Tuesday, May 5, 2020
Expectations and Stability in Oligopoly Models
Question: Discuss about the Expectations and Stability in Oligopoly Models. Answer: Introduction An oligopoly can best be defined as a market structure where there are very few big firms that cover a huge share in the market. There are many customers but few sellers. In this paper, I aim to explain the characteristics of oligopoly market. There exists a mutual interdependence of the industries when it comes to the situation of making a certain decision concerning the product. Because the seller deals with similar but slightly modified products, when one firm makes a certain decision, it is likely to have an effect on the other firms hence the need to consider the actions of a competing firm. Because a firm considers the other as its competitor or rival, there is the need to put into consideration the reaction of the other industries when taking an action. Therefore there is the need to keep an eye on the other firms. An oligopoly market is characterized by having few firms that are large, there are large numbers of customers who are after the product but the sellers are just a few.
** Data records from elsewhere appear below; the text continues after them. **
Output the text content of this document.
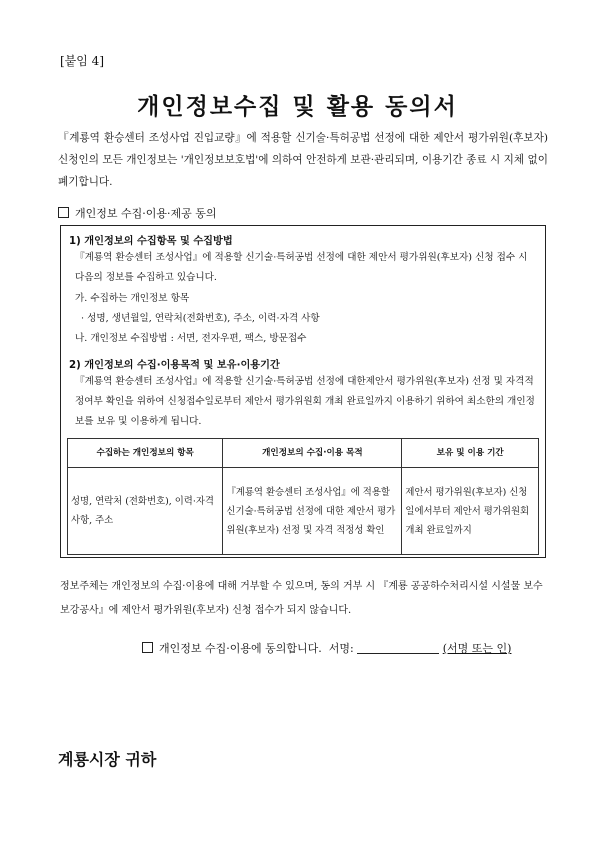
[붙임 4]
개인정보수집 및 활용 동의서
『계룡역 환승센터 조성사업 진입교량』에 적용할 신기술·특허공법 선정에 대한 제안서 평가위원(후보자) 신청인의 모든 개인정보는 '개인정보보호법'에 의하여 안전하게 보관·관리되며, 이용기간 종료 시 지체 없이 폐기합니다.
개인정보 수집·이용·제공 동의
1) 개인정보의 수집항목 및 수집방법
『계룡역 환승센터 조성사업』에 적용할 신기술·특허공법 선정에 대한 제안서 평가위원(후보자) 신청 접수 시 다음의 정보를 수집하고 있습니다.
가. 수집하는 개인정보 항목
· 성명, 생년월일, 연락처(전화번호), 주소, 이력·자격 사항
나. 개인정보 수집방법 : 서면, 전자우편, 팩스, 방문접수
2) 개인정보의 수집·이용목적 및 보유·이용기간
『계룡역 환승센터 조성사업』에 적용할 신기술·특허공법 선정에 대한제안서 평가위원(후보자) 선정 및 자격적정여부 확인을 위하여 신청접수일로부터 제안서 평가위원회 개최 완료일까지 이용하기 위하여 최소한의 개인정보를 보유 및 이용하게 됩니다.
수집하는 개인정보의 항목	개인정보의 수집·이용 목적	보유 및 이용 기간
성명, 연락처 (전화번호), 이력·자격 사항, 주소	『계룡역 환승센터 조성사업』에 적용할 신기술·특허공법 선정에 대한 제안서 평가위원(후보자) 선정 및 자격 적정성 확인	제안서 평가위원(후보자) 신청일에서부터 제안서 평가위원회 개최 완료일까지
정보주체는 개인정보의 수집·이용에 대해 거부할 수 있으며, 동의 거부 시 『계룡 공공하수처리시설 시설물 보수보강공사』에 제안서 평가위원(후보자) 신청 접수가 되지 않습니다.
개인정보 수집·이용에 동의합니다. 서명:	(서명 또는 인)
계룡시장 귀하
For example, in the field of producing automobiles, a country can have only a few producers of these goods and services, An oligopoly market deals with goods and services that are the same or homogeneous but have been they have been differentiated. This means that the products can have different branding or packaging in order to attract more buyers in the market. A good example of a differentiated product is the different types of toothpaste. There is freedom to leave the market. A firm can leave the market at will. However, there are restrictions when it comes to entering the market which may include licensing, economies of scale and high capital requirement. The can practice monopoly since the few firms control the prices of products and output. The firms seem to be competing in the market where an individual firm takes the other as a rival. However the firms they have to work together in cooperation due to the interdependence among them. This means that a firm cannot operate on its own since it has to consult others when setting the prices of the rebranded products. References Fudenberg, D., Tirole, J. (2013). Dynamic models of oligopoly. Taylor Francis. Okuguchi, K. (2013). Expectations and stability in oligopoly models (Vol. 138). Springer Science Business Media.